The Tokyo-based Taiwan 2020 Campaign Council has collected nearly 100,000 signatures to petition the Japanese parliament to allow the nation’s national team to join the Tokyo Olympics under the name, the TSU said.
“Taiwanese should be ashamed that such a name rectification campaign was launched by Japanese, while Taiwanese have done little to promote the cause,” TSU Deputy Secretary-General Wang Ming-yuan (王銘源) said.
Photo: Chien Jung-fong, Taipei Times
Japanese have organized the campaign, as they realized the need for a Taiwan-Japan alliance as both nations are under threat from China and North Korea, Wang said.
However, the majority of Taiwanese are ignorant of the perilous geopolitics that shape East Asian relations, he added.
The TSU staged a protest in April calling for the name change, but Sports Administration Director-General Lin Te-fu (林德福) said it would be impossible to change the name of national sports teams in the near-term and hardly anything had been done by the government, Wang said.
The TSU decided to join the Japanese initiative with civic campaigns and by collecting signatures from Taiwanese to send to the Japanese parliament, he said.
Following a similar campaign in Tokyo on Aug. 6 organized by the Taiwan United Nations Alliance, the TSU’s campaign was the second rally in a week to urge authorities to drop the name “Chinese Taipei.”
“Chinese Taipei,” a deliberately ambiguous term adopted in 1981, was a wrong decision made by the Chinese Nationalist Party (KMT), Wang said.

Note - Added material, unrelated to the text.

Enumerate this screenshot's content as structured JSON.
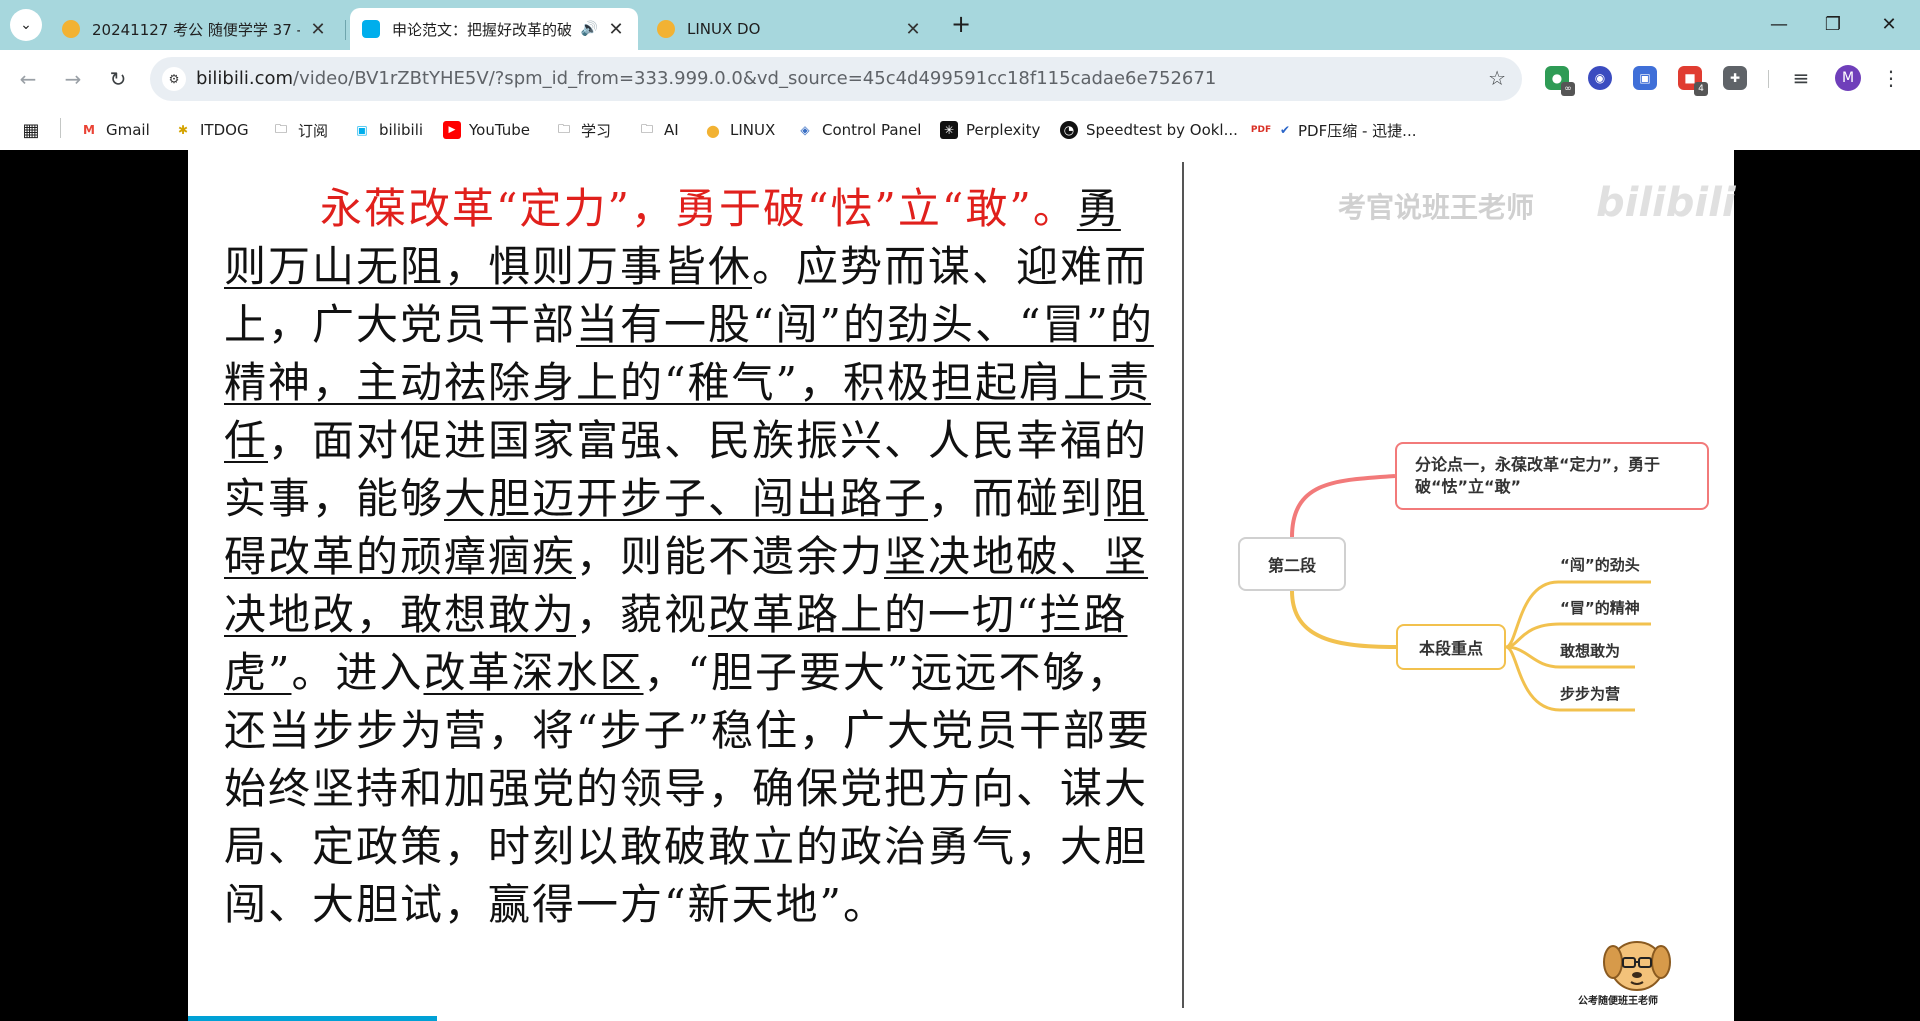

“The term confuses Taiwan with China, just like the confusion caused by the ‘Republic of China’ and the ‘People’s Republic of China,’” Wang said.
“Taiwan participates in the Olympics with an Olympics-styled flag instead of the national flag. Taiwan is not a second-rate nation and we should campaign for changing the title of national teams in the Tokyo Olympics,” he said.
Wang called on ultramarathon runner Kevin Lin (林義傑), who had condemned the critics of “Chinese Taipei” as ignorant of the realpolitik in the realm of international sports, to use his renown to urge the government to push for the name change to boost Taiwan’s international presence.
TSU executive member Huang Shu-chun (黃淑純) said Taiwanese are not Chinese and it is unacceptable for Taiwan’s national teams to carry a flag with the five-ring Olympics logo like the Refugee team.
Council director Nagayama Hideki is to visit Taiwan at the end of this month, during which the TSU is to give him the petitions to be delivered to the Japanese parliament and Japanese Olympic Committee, the TSU said.